The ‘must haves’ to make the Framework for Cybersecurity useful

The ‘must haves’ to make the Framework for Cybersecurity useful: This month, the National Institute of Standards and Technology (NIST) is scheduled to release the first official draft of the Cybersecurity Framework. NIST produced the guidelines in response to President Obama’s executive order issued February. The Framework consists of standards, methodologies, procedures, processes and guidelines designed to help businesses address risks and develop a plan to improve their security posture.

The goal of the Framework is laudable. The many news stories revealing company data breaches indicates businesses need a different approach when it comes to protecting valuable information. However, since NIST has no regulatory or statutory authority to enforce its use, the Framework must include specific information and guidance that business leaders will want to follow – information that is easy to put to use and indicates an immediate need for a thorough cyber security plan.

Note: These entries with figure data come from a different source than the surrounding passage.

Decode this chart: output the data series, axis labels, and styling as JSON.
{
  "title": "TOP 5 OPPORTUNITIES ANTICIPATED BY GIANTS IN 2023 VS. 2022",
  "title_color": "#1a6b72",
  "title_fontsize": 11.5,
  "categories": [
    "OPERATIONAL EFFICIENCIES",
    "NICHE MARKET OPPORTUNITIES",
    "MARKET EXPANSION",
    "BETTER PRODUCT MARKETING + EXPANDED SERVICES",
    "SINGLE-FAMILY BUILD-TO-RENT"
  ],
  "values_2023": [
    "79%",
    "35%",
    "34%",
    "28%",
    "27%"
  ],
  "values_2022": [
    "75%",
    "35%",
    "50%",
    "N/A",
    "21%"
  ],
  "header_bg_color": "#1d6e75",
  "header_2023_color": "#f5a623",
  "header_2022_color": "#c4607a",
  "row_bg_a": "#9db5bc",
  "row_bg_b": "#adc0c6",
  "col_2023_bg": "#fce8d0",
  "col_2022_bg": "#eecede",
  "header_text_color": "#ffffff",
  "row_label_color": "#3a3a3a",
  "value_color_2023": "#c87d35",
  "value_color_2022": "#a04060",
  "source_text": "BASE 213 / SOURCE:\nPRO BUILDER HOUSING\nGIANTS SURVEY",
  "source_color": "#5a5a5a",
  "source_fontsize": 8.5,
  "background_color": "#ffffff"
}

Making cyber security a top priority starts at the top.  Until board members and executives view security as a real business issue, a voluntary framework will get little traction. How can the Framework encourage business leaders to make security a top priority? By including information that is relevant to their specific business. In the current outline, the guidelines appear to have an overarching view that any business should be able to use it. It does include a section that addresses the ability of organizations to pick which standards are the most relevant to them, however, NIST should go one step further and develop frameworks for specific industries. For example, draft guidelines that speak to business leaders in the financial, electricity and oil and gas industries. Compartmentalizing the industries will be more effective in getting the right people to pay attention since the information caters to their specific business.